Press Release

Locks Gallery will open its fall season with an exhibition of landscapes and interiors by the well-known Philadelphia painter Elizabeth Osborne. Osborne is a prominent teacher and has shown extensively in Philadelphia and around the country. Her first solo exhibition with the Locks Gallery was twenty-seven years ago. Osborne also has a long relationship with the Pennsylvania Academy of the Fine Arts, where she was a student and has been an instructor since 1961. She was third woman to be hired as a teacher by the Academy, making her a pioneer and mentor to a generation of Philadelphia artists.

These new works include several of Osborne's abstracted, almost calligraphic,landscapes. Osborne is a sophisticated colorist and these scenes are rendered in vivid and evocative hues. Mountains, water, and the sky are portrayed using large-scale strokes made up of bands of colors. The landscapes almost become pure abstractions, but there is always a sense of the light and color of an actual place. The paintings depict islands off the coast of Maine and the Sleahead area of Ireland.

Bands of color are also repeated in Osborne's new interior paintings. They appear in one painting as a stack of books, in another as a piece of fabric, and in a third as a Minimalist painting hanging on the wall. Other paintings appear in these interiors, including Osborne's own landscapes, allowing Osborne to play with many modes of representation in one piece. A flower is painted with every detail shown, but is set in a vase rendered with one masterly brushstroke. Osborne's wit and virtuoistic ability are visible in these beautiful and distinctive paintings.

Born in Philadelphia, Osborne attended the Pennsylvania Academy of the Fine Arts, where she was the recipient of several prestigious fellowships, including a Fulbright.
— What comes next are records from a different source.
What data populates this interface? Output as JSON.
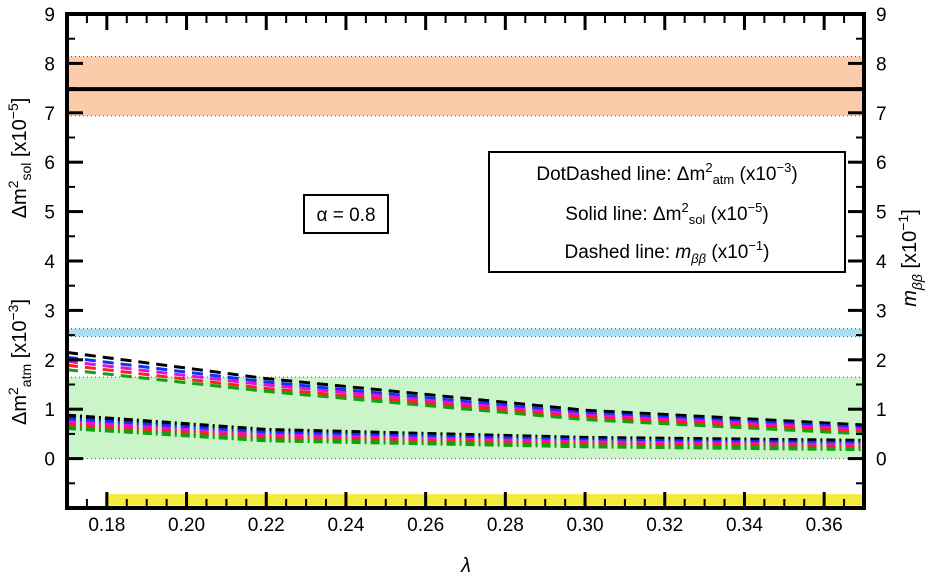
{
  "chart_data": {
    "type": "line",
    "xlabel": "λ",
    "ylabel_left_top": "Δm²sol [x10⁻⁵]",
    "ylabel_left_bottom": "Δm²atm [x10⁻³]",
    "ylabel_right": "mββ [x10⁻¹]",
    "xlim": [
      0.17,
      0.37
    ],
    "ylim": [
      -1,
      9
    ],
    "x_ticks": [
      0.18,
      0.2,
      0.22,
      0.24,
      0.26,
      0.28,
      0.3,
      0.32,
      0.34,
      0.36
    ],
    "x_tick_labels": [
      "0.18",
      "0.20",
      "0.22",
      "0.24",
      "0.26",
      "0.28",
      "0.30",
      "0.32",
      "0.34",
      "0.36"
    ],
    "y_ticks": [
      0,
      1,
      2,
      3,
      4,
      5,
      6,
      7,
      8,
      9
    ],
    "y_tick_labels": [
      "0",
      "1",
      "2",
      "3",
      "4",
      "5",
      "6",
      "7",
      "8",
      "9"
    ],
    "annotation": "α = 0.8",
    "legend": {
      "placement": "center-right",
      "lines": [
        {
          "pre": "DotDashed line: Δm",
          "sup": "2",
          "sub": "atm",
          "post": " (x10",
          "exp": "−3",
          "end": ")"
        },
        {
          "pre": "Solid line: Δm",
          "sup": "2",
          "sub": "sol",
          "post": " (x10",
          "exp": "−5",
          "end": ")"
        },
        {
          "pre": "Dashed line: ",
          "sym": "m",
          "symsub": "ββ",
          "post": " (x10",
          "exp": "−1",
          "end": ")"
        }
      ]
    },
    "bands": [
      {
        "name": "solar-3sigma-band",
        "y": [
          6.94,
          8.14
        ],
        "color": "#fccbaa"
      },
      {
        "name": "atm-3sigma-band",
        "y": [
          2.47,
          2.63
        ],
        "color": "#a9dff4"
      },
      {
        "name": "mbb-bound-band",
        "y": [
          0.0,
          1.65
        ],
        "color": "#c9f5c9"
      },
      {
        "name": "lambda-range-band",
        "x": [
          0.1795,
          0.37
        ],
        "y": [
          -0.95,
          -0.72
        ],
        "color": "#f4ea3a"
      }
    ],
    "series": [
      {
        "name": "solid Δm²sol",
        "style": "solid",
        "color": "#000000",
        "x": [
          0.17,
          0.37
        ],
        "values": [
          7.48,
          7.48
        ]
      },
      {
        "name": "dashed mββ black",
        "style": "dashed",
        "color": "#000000",
        "x": [
          0.17,
          0.22,
          0.3,
          0.37
        ],
        "values": [
          2.15,
          1.62,
          0.98,
          0.68
        ]
      },
      {
        "name": "dashed mββ blue",
        "style": "dashed",
        "color": "#1030ff",
        "x": [
          0.17,
          0.22,
          0.3,
          0.37
        ],
        "values": [
          2.05,
          1.55,
          0.92,
          0.63
        ]
      },
      {
        "name": "dashed mββ magenta",
        "style": "dashed",
        "color": "#e010e0",
        "x": [
          0.17,
          0.22,
          0.3,
          0.37
        ],
        "values": [
          1.97,
          1.49,
          0.88,
          0.59
        ]
      },
      {
        "name": "dashed mββ red",
        "style": "dashed",
        "color": "#ff2020",
        "x": [
          0.17,
          0.22,
          0.3,
          0.37
        ],
        "values": [
          1.89,
          1.42,
          0.84,
          0.55
        ]
      },
      {
        "name": "dashed mββ green",
        "style": "dashed",
        "color": "#10a010",
        "x": [
          0.17,
          0.22,
          0.3,
          0.37
        ],
        "values": [
          1.8,
          1.36,
          0.79,
          0.5
        ]
      },
      {
        "name": "dotdash Δm²atm black",
        "style": "dotdash",
        "color": "#000000",
        "x": [
          0.17,
          0.22,
          0.3,
          0.37
        ],
        "values": [
          0.87,
          0.58,
          0.42,
          0.36
        ]
      },
      {
        "name": "dotdash Δm²atm blue",
        "style": "dotdash",
        "color": "#1030ff",
        "x": [
          0.17,
          0.22,
          0.3,
          0.37
        ],
        "values": [
          0.8,
          0.52,
          0.37,
          0.31
        ]
      },
      {
        "name": "dotdash Δm²atm magenta",
        "style": "dotdash",
        "color": "#e010e0",
        "x": [
          0.17,
          0.22,
          0.3,
          0.37
        ],
        "values": [
          0.74,
          0.47,
          0.33,
          0.27
        ]
      },
      {
        "name": "dotdash Δm²atm red",
        "style": "dotdash",
        "color": "#ff2020",
        "x": [
          0.17,
          0.22,
          0.3,
          0.37
        ],
        "values": [
          0.68,
          0.42,
          0.29,
          0.23
        ]
      },
      {
        "name": "dotdash Δm²atm green",
        "style": "dotdash",
        "color": "#10a010",
        "x": [
          0.17,
          0.22,
          0.3,
          0.37
        ],
        "values": [
          0.62,
          0.37,
          0.25,
          0.19
        ]
      }
    ]
  }
}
Osborne continued her studies at the University of Pennsylvania where she received her M.F.A. She returned to P.A.F.A. in 1961 as an instructor and continues to teach there today.

Her work is in many prestigious public and private collections including the Philadelphia Museum of Art; the Pennsylvania Academy of the Fine Arts; the Pennsylvania State Museum; the Delaware Art Museum; the Marian Koogler McNay Art Museum, San Antonio, TX; Bryn Mawr College; and Woodmere Art Museum.

The exhibition is accompanied by a fully-illustrated catalogue.